The steps below will highlight how to add an approval to this flow before sending out the PIN.
Click the + Add an Action, Flow Logic, or Subflow button.
Next click Action. When the menu appears, search for approval, and select Ask for Approval.
A configuration menu should appear. Populate the fields with the following values:
- Action: Ask For Approval
- Record: Drag the Requested Item Record data pill from the Data menu
- Table: (Auto-populated) Request item
- Approval Field: (Auto-populated) Approval
- Journal Field: (Auto-populated) Approval History
- Rules:
- Approve when
- Anyone approves
- Select the person or role who should grant the approval, in this case we are defaulting to the System Administrator
Your approval mappings menu should look like the example below.
Click Done
Next we are going to add a conditional statement to trigger an action if the request was approved.
Click the + Add an Action, Flow Logic, or Subflow button.
Next click Flow Logic button. When the menu appears and select if.
A configuration menu should appear. Populate the fields with the following values:
- Condition Label: If approved
- Condition 1:
- Drag the Approval State data pill from the Data menu, 14 - Ask for Approval section
- is
- Select Approved
Your conditional mappings menu should look like the example below.
Click Done
Add the Send PIN action
Lastly, we will add the action to send the PIN to the user. Be sure that this action is only placed within the approval conditional statement, otherwise the PIN will be automatically sent after activation.
Within the If approved conditional statement click the + Add an Action, Flow Logic, or Subflow button.
Next click Action. When the menu appears, search for send PIN, and select Okta Send PIN.
Lastly, populate the action inputs wit the following values:
- User ID: Use the data pill 2 - Okta Read User > User ID
- Authenticator Enrollment ID: Use the data pull 4 - Okta Create Enrollment > Authenticator Enrollment ID
- Fulfillment Provider: yubico
Your action mappings menu should look like the example below.
Review finalized flow
At this point, your flow should be fully configured. Use the image below to compare the steps in your implementation to ensure that you have all of the necessary components.
Activate the Flow
To finalize things we're going to activate the flow, and get our custom catalog item to trigger it when a new request is made.
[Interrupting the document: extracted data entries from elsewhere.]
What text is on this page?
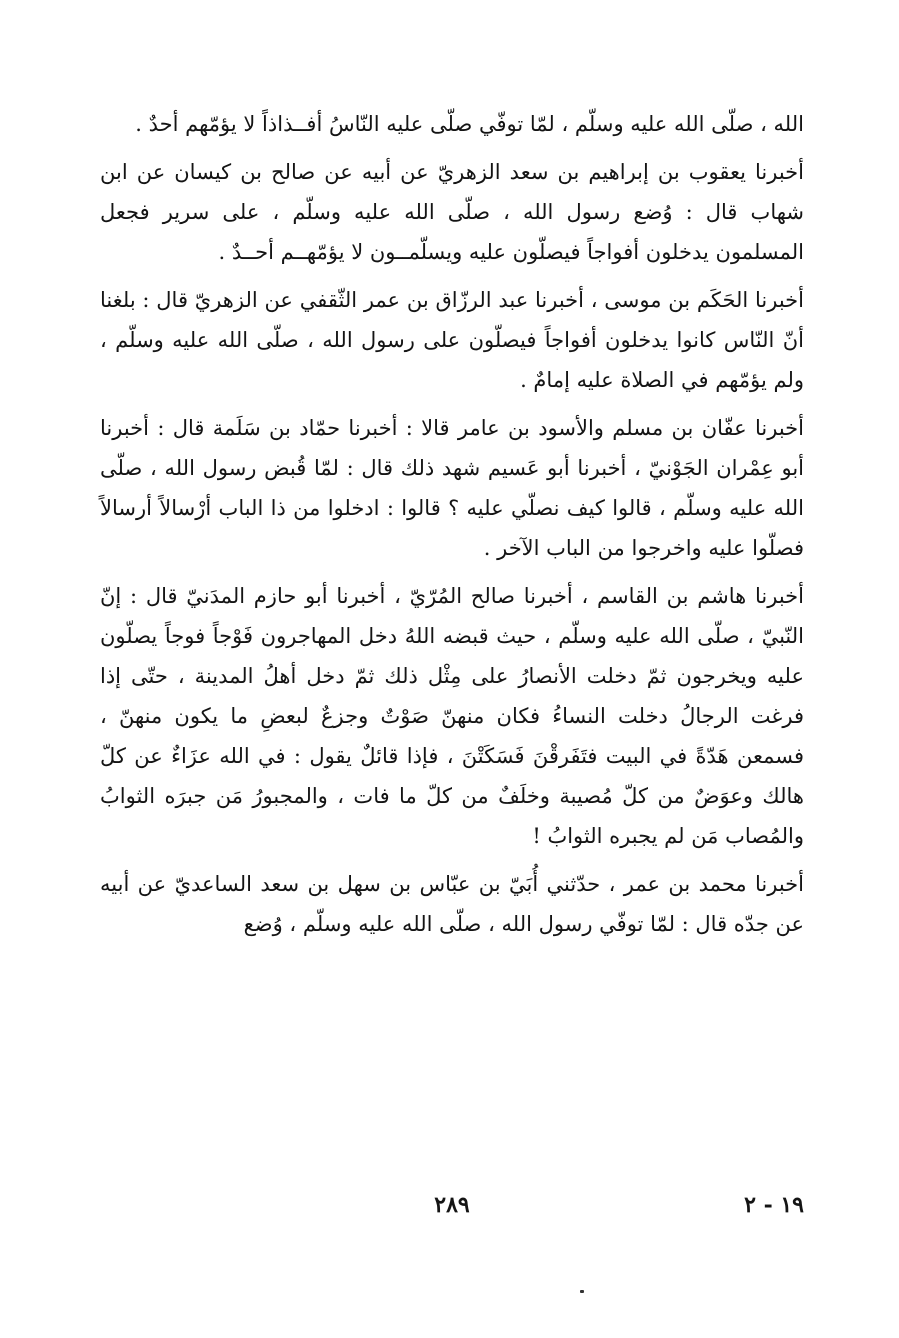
الله ، صلّى الله عليه وسلّم ، لمّا توفّي صلّى عليه النّاسُ أفــذاذاً لا يؤمّهم أحدٌ .

أخبرنا يعقوب بن إبراهيم بن سعد الزهريّ عن أبيه عن صالح بن كيسان عن ابن شهاب قال : وُضع رسول الله ، صلّى الله عليه وسلّم ، على سرير فجعل المسلمون يدخلون أفواجاً فيصلّون عليه ويسلّمــون لا يؤمّهــم أحــدٌ .

أخبرنا الحَكَم بن موسى ، أخبرنا عبد الرزّاق بن عمر الثّقفي عن الزهريّ قال : بلغنا أنّ النّاس كانوا يدخلون أفواجاً فيصلّون على رسول الله ، صلّى الله عليه وسلّم ، ولم يؤمّهم في الصلاة عليه إمامٌ .

أخبرنا عفّان بن مسلم والأسود بن عامر قالا : أخبرنا حمّاد بن سَلَمة قال : أخبرنا أبو عِمْران الجَوْنيّ ، أخبرنا أبو عَسيم شهد ذلك قال : لمّا قُبض رسول الله ، صلّى الله عليه وسلّم ، قالوا كيف نصلّي عليه ؟ قالوا : ادخلوا من ذا الباب أرْسالاً أرسالاً فصلّوا عليه واخرجوا من الباب الآخر .

أخبرنا هاشم بن القاسم ، أخبرنا صالح المُرّيّ ، أخبرنا أبو حازم المدَنيّ قال : إنّ النّبيّ ، صلّى الله عليه وسلّم ، حيث قبضه اللهُ دخل المهاجرون فَوْجاً فوجاً يصلّون عليه ويخرجون ثمّ دخلت الأنصارُ على مِثْل ذلك ثمّ دخل أهلُ المدينة ، حتّى إذا فرغت الرجالُ دخلت النساءُ فكان منهنّ صَوْتٌ وجزعٌ لبعضِ ما يكون منهنّ ، فسمعن هَدّةً في البيت فتَفَرقْنَ فَسَكَتْنَ ، فإذا قائلٌ يقول : في الله عزَاءٌ عن كلّ هالك وعوَضٌ من كلّ مُصيبة وخلَفٌ من كلّ ما فات ، والمجبورُ مَن جبرَه الثوابُ والمُصاب مَن لم يجبره الثوابُ !

أخبرنا محمد بن عمر ، حدّثني أُبَيّ بن عبّاس بن سهل بن سعد الساعديّ عن أبيه عن جدّه قال : لمّا توفّي رسول الله ، صلّى الله عليه وسلّم ، وُضع

١٩ - ٢
٢٨٩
First, click the Save button at the top of the screen. Once the flow is done saving click Activate.
Next, return to the main ServiceNow menu, and navigate back to the Catalog Builder.
Open your YubiKey - Pre-reg catalog item, either through the Recently updated items menu, or the Catalog items tab at the top of the page.
A menu may appear showing information about your catalog item. Click the Edit catalog item button.
Using the navigation menu on the left, click on Fulfillment.
Once in the Fulfillment tab, we're going to change the Selected flow value to YubiEnterprise Okta Pre-reg Flow.
Click Save.
Once the change has been saved, click Continue to Review and Submit. When ready, click Submit.
A menu indicating that the save was successful will appear. Click Return to dashboard, or simply return to the main ServiceNow menu.
Test the flow
Congratulations, you've made it to the end of this guide. If you navigate to your service catalog, the YubiKey - Pre-reg item should appear, and should invoke the custom flow developed on this page. You may enter into the form, fill it in with your shipment and Okta user information, and allow it a few days to process end-to-end.
The form, flow, and actions developed over the course of this guide are yours to enhance, change, and modify - thank you for participating!